When Wild was asked if things could be added in the future he said: “We do have room for another bay, and the fire chief has encouraged us to think a lot about the future. We won’t build anything today that is shelled out as empty-space so know that any future construction would have to be full construction with footings etcetera.”

Ward 2 Councilwoman Micky Cook wanted to emphasize the idea of a downtown sub-station in addition to the new fire station going forward but Fire Chief Stu Glaser said that based on past studies, that is not be the best option for the city.

“If you had your way, this plan would go down the tubes,” Ward 4 Councilman Mike Polehna said to Cook, “I get upset, and people in my ward get upset, with the lack of response time.”

Polehna added earlier in the workshop that a 2005 study showed it was best to have one single, centrally located station because the city could not afford two stations.

Glaser said that increasing personnel to staff a sub-station would cost about $400,000 a year.

Responding to Polehna, Cook said that with water rescues, tourists in summer, the aging population and the downtown historical businesses and buildings she saw the scale tipping dramatically to more calls downtown.
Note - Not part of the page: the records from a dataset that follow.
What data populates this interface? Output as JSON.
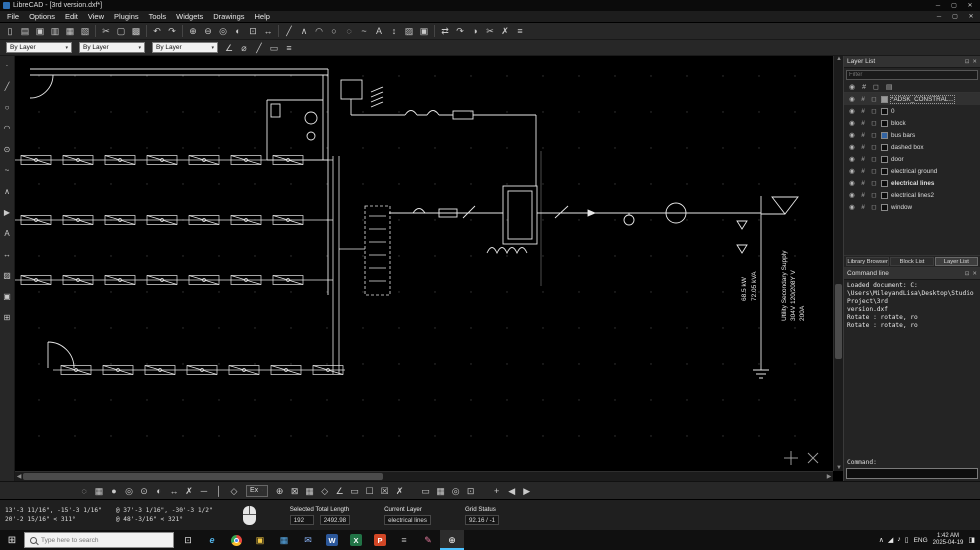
{
  "window": {
    "title": "LibreCAD - [3rd version.dxf*]",
    "controls": [
      {
        "name": "minimize",
        "glyph": "─"
      },
      {
        "name": "maximize",
        "glyph": "▢"
      },
      {
        "name": "close",
        "glyph": "✕"
      }
    ]
  },
  "menubar": [
    "File",
    "Options",
    "Edit",
    "View",
    "Plugins",
    "Tools",
    "Widgets",
    "Drawings",
    "Help"
  ],
  "toolbar_main": [
    {
      "name": "new-document",
      "glyph": "▯"
    },
    {
      "name": "open-file",
      "glyph": "▤"
    },
    {
      "name": "save",
      "glyph": "▣"
    },
    {
      "name": "save-as",
      "glyph": "▥"
    },
    {
      "name": "print",
      "glyph": "▦"
    },
    {
      "name": "print-preview",
      "glyph": "▧"
    },
    "|",
    {
      "name": "cut",
      "glyph": "✂"
    },
    {
      "name": "copy",
      "glyph": "▢"
    },
    {
      "name": "paste",
      "glyph": "▩"
    },
    "|",
    {
      "name": "undo",
      "glyph": "↶"
    },
    {
      "name": "redo",
      "glyph": "↷"
    },
    "|",
    {
      "name": "zoom-in",
      "glyph": "⊕"
    },
    {
      "name": "zoom-out",
      "glyph": "⊖"
    },
    {
      "name": "zoom-auto",
      "glyph": "◎"
    },
    {
      "name": "zoom-previous",
      "glyph": "◐"
    },
    {
      "name": "zoom-window",
      "glyph": "⊡"
    },
    {
      "name": "zoom-pan",
      "glyph": "↔"
    },
    "|",
    {
      "name": "draw-line",
      "glyph": "╱"
    },
    {
      "name": "draw-polyline",
      "glyph": "∧"
    },
    {
      "name": "draw-arc",
      "glyph": "◠"
    },
    {
      "name": "draw-circle",
      "glyph": "○"
    },
    {
      "name": "draw-ellipse",
      "glyph": "◌"
    },
    {
      "name": "draw-spline",
      "glyph": "~"
    },
    {
      "name": "draw-text",
      "glyph": "A"
    },
    {
      "name": "dimension",
      "glyph": "↕"
    },
    {
      "name": "hatch",
      "glyph": "▨"
    },
    {
      "name": "insert-image",
      "glyph": "▣"
    },
    "|",
    {
      "name": "modify-move",
      "glyph": "⇄"
    },
    {
      "name": "modify-rotate",
      "glyph": "↷"
    },
    {
      "name": "modify-mirror",
      "glyph": "◑"
    },
    {
      "name": "modify-trim",
      "glyph": "✂"
    },
    {
      "name": "modify-delete",
      "glyph": "✗"
    },
    {
      "name": "properties",
      "glyph": "≡"
    }
  ],
  "pen_toolbar": {
    "combos": [
      {
        "name": "pen-color-select",
        "value": "By Layer"
      },
      {
        "name": "pen-width-select",
        "value": "By Layer"
      },
      {
        "name": "pen-linetype-select",
        "value": "By Layer"
      }
    ],
    "icons": [
      {
        "name": "angle-tool",
        "glyph": "∠"
      },
      {
        "name": "diameter-tool",
        "glyph": "⌀"
      },
      {
        "name": "line-attr",
        "glyph": "╱"
      },
      {
        "name": "rect-attr",
        "glyph": "▭"
      },
      {
        "name": "list-attr",
        "glyph": "≡"
      }
    ]
  },
  "left_toolbar": [
    {
      "name": "tool-point",
      "glyph": "·"
    },
    {
      "name": "tool-line",
      "glyph": "╱"
    },
    {
      "name": "tool-circle",
      "glyph": "○"
    },
    {
      "name": "tool-arc",
      "glyph": "◠"
    },
    {
      "name": "tool-ellipse",
      "glyph": "⊙"
    },
    {
      "name": "tool-spline",
      "glyph": "~"
    },
    {
      "name": "tool-polyline",
      "glyph": "∧"
    },
    {
      "name": "tool-select",
      "glyph": "▶"
    },
    {
      "name": "tool-text",
      "glyph": "A"
    },
    {
      "name": "tool-dimension",
      "glyph": "↔"
    },
    {
      "name": "tool-hatch",
      "glyph": "▨"
    },
    {
      "name": "tool-image",
      "glyph": "▣"
    },
    {
      "name": "tool-block",
      "glyph": "⊞"
    }
  ],
  "snap_toolbar": {
    "group1": [
      {
        "name": "snap-free",
        "glyph": "◌"
      },
      {
        "name": "snap-grid",
        "glyph": "▦"
      },
      {
        "name": "snap-endpoint",
        "glyph": "●"
      },
      {
        "name": "snap-on-entity",
        "glyph": "◎"
      },
      {
        "name": "snap-center",
        "glyph": "⊙"
      },
      {
        "name": "snap-middle",
        "glyph": "◐"
      },
      {
        "name": "snap-distance",
        "glyph": "↔"
      },
      {
        "name": "snap-intersection",
        "glyph": "✗"
      },
      {
        "name": "restrict-horizontal",
        "glyph": "─"
      },
      {
        "name": "restrict-vertical",
        "glyph": "│"
      },
      {
        "name": "restrict-nothing",
        "glyph": "◇"
      }
    ],
    "ex_label": "Ex",
    "group2": [
      {
        "name": "set-relative-zero",
        "glyph": "⊕"
      },
      {
        "name": "lock-relative-zero",
        "glyph": "⊠"
      },
      {
        "name": "toggle-grid",
        "glyph": "▦"
      },
      {
        "name": "isometric-grid",
        "glyph": "◇"
      },
      {
        "name": "ortho-mode",
        "glyph": "∠"
      },
      {
        "name": "select-window",
        "glyph": "▭"
      },
      {
        "name": "deselect-all",
        "glyph": "☐"
      },
      {
        "name": "invert-selection",
        "glyph": "☒"
      },
      {
        "name": "kill-actions",
        "glyph": "✗"
      }
    ],
    "group3": [
      {
        "name": "draft-mode",
        "glyph": "▭"
      },
      {
        "name": "grid-settings",
        "glyph": "▦"
      },
      {
        "name": "units-toggle",
        "glyph": "◎"
      },
      {
        "name": "fullscreen-toggle",
        "glyph": "⊡"
      }
    ],
    "nav": [
      {
        "name": "add-toolbar",
        "glyph": "+"
      },
      {
        "name": "nav-previous",
        "glyph": "◀"
      },
      {
        "name": "nav-next",
        "glyph": "▶"
      }
    ]
  },
  "canvas": {
    "texts": {
      "load_kw": "68.5 kW",
      "load_kva": "72.05 kVA",
      "utility_line1": "Utility Secondary Supply",
      "utility_line2": "304V 120/208Y V",
      "utility_line3": "200A"
    }
  },
  "layer_panel": {
    "title": "Layer List",
    "filter_placeholder": "Filter",
    "header_icons": [
      {
        "name": "visibility-icon",
        "glyph": "◉"
      },
      {
        "name": "construction-icon",
        "glyph": "#"
      },
      {
        "name": "lock-icon",
        "glyph": "◻"
      },
      {
        "name": "print-icon",
        "glyph": "▤"
      }
    ],
    "layers": [
      {
        "name": "*ADSK_CONSTRAL...",
        "color": "#9a9a9a",
        "selected": true
      },
      {
        "name": "0",
        "color": "#0d0d0d"
      },
      {
        "name": "block",
        "color": "#0d0d0d"
      },
      {
        "name": "bus bars",
        "color": "#3465a4"
      },
      {
        "name": "dashed box",
        "color": "#0d0d0d"
      },
      {
        "name": "door",
        "color": "#0d0d0d"
      },
      {
        "name": "electrical ground",
        "color": "#0d0d0d"
      },
      {
        "name": "electrical lines",
        "color": "#0d0d0d",
        "current": true
      },
      {
        "name": "electrical lines2",
        "color": "#0d0d0d"
      },
      {
        "name": "window",
        "color": "#0d0d0d"
      }
    ]
  },
  "dock_tabs": [
    {
      "label": "Library Browser"
    },
    {
      "label": "Block List"
    },
    {
      "label": "Layer List",
      "active": true
    }
  ],
  "command_panel": {
    "title": "Command line",
    "log": [
      "Loaded document: C:",
      "\\Users\\MileyandLisa\\Desktop\\Studio Project\\3rd",
      "version.dxf",
      "Rotate : rotate, ro",
      "Rotate : rotate, ro"
    ],
    "prompt": "Command:"
  },
  "statusbar": {
    "abs_coord": "13'-3 11/16\", -15'-3 1/16\"",
    "abs_polar": "20'-2 15/16\" < 311°",
    "rel_coord": "@ 37'-3 1/16\", -30'-3 1/2\"",
    "rel_polar": "@ 48'-3/16\" < 321°",
    "selected_label": "Selected Total Length",
    "selected_count": "192",
    "selected_length": "2492.98",
    "layer_label": "Current Layer",
    "layer_value": "electrical lines",
    "grid_label": "Grid Status",
    "grid_value": "92.16 / -1"
  },
  "taskbar": {
    "search_placeholder": "Type here to search",
    "apps": [
      {
        "name": "task-view",
        "glyph": "⊡",
        "kind": "glyph",
        "color": "#e8e8e8"
      },
      {
        "name": "edge",
        "glyph": "e",
        "kind": "glyph",
        "color": "#53b4e8"
      },
      {
        "name": "chrome",
        "glyph": "",
        "kind": "chrome",
        "color": ""
      },
      {
        "name": "file-explorer",
        "glyph": "▣",
        "kind": "glyph",
        "color": "#f3c844"
      },
      {
        "name": "photos",
        "glyph": "▦",
        "kind": "glyph",
        "color": "#5ab0f0"
      },
      {
        "name": "mail",
        "glyph": "✉",
        "kind": "glyph",
        "color": "#8ab4f8"
      },
      {
        "name": "word",
        "glyph": "W",
        "kind": "badge",
        "color": "#2b579a"
      },
      {
        "name": "excel",
        "glyph": "X",
        "kind": "badge",
        "color": "#217346"
      },
      {
        "name": "powerpoint",
        "glyph": "P",
        "kind": "badge",
        "color": "#d24726"
      },
      {
        "name": "calculator",
        "glyph": "≡",
        "kind": "glyph",
        "color": "#b8b8b8"
      },
      {
        "name": "paint",
        "glyph": "✎",
        "kind": "glyph",
        "color": "#e87ca0"
      },
      {
        "name": "librecad",
        "glyph": "⊕",
        "kind": "glyph",
        "color": "#ffffff",
        "active": true
      }
    ],
    "tray": {
      "icons": [
        {
          "name": "tray-expand-icon",
          "glyph": "∧"
        },
        {
          "name": "network-icon",
          "glyph": "◢"
        },
        {
          "name": "volume-icon",
          "glyph": "♪"
        },
        {
          "name": "battery-icon",
          "glyph": "▯"
        }
      ],
      "lang": "ENG",
      "time": "1:42 AM",
      "date": "2025-04-19",
      "notification_glyph": "◨"
    }
  }
}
“Everybody needs to get out of the ward mentality and we need to make this decision for the whole city,” Cook said.

“Based on all the studies we’ve done with this central station there will be an equalized response time to the city,” Glaser said.

Currently Glaser said the response time to areas such as Millbrook and Liberty stands at nine or more minutes. He added the central station would reduce that response time and even it out across the city to five to six minutes.

After further discussion, the council voted 4-to-1 to stick with the current plan of a single centrally located fire station with the armory. They will build contemporaneously with the National Guard. Cook voted no because the effect on taxpayers is yet unknown.

Ward 3 Councilman Jim Roush said he believes that in the long run the city will benefit cost-wise from this decision and that the sticker shock from last week was a bit unfounded. He said that through research he discovered that similar-sized fire stations currently being planned in areas like Roseville have price tags coming in at around $10 million.

“I think we’re getting a lot for the money we are investing in this project,” Roush said.

Public hearings on the project will be held in October. After that, city officials will begin the bonding process.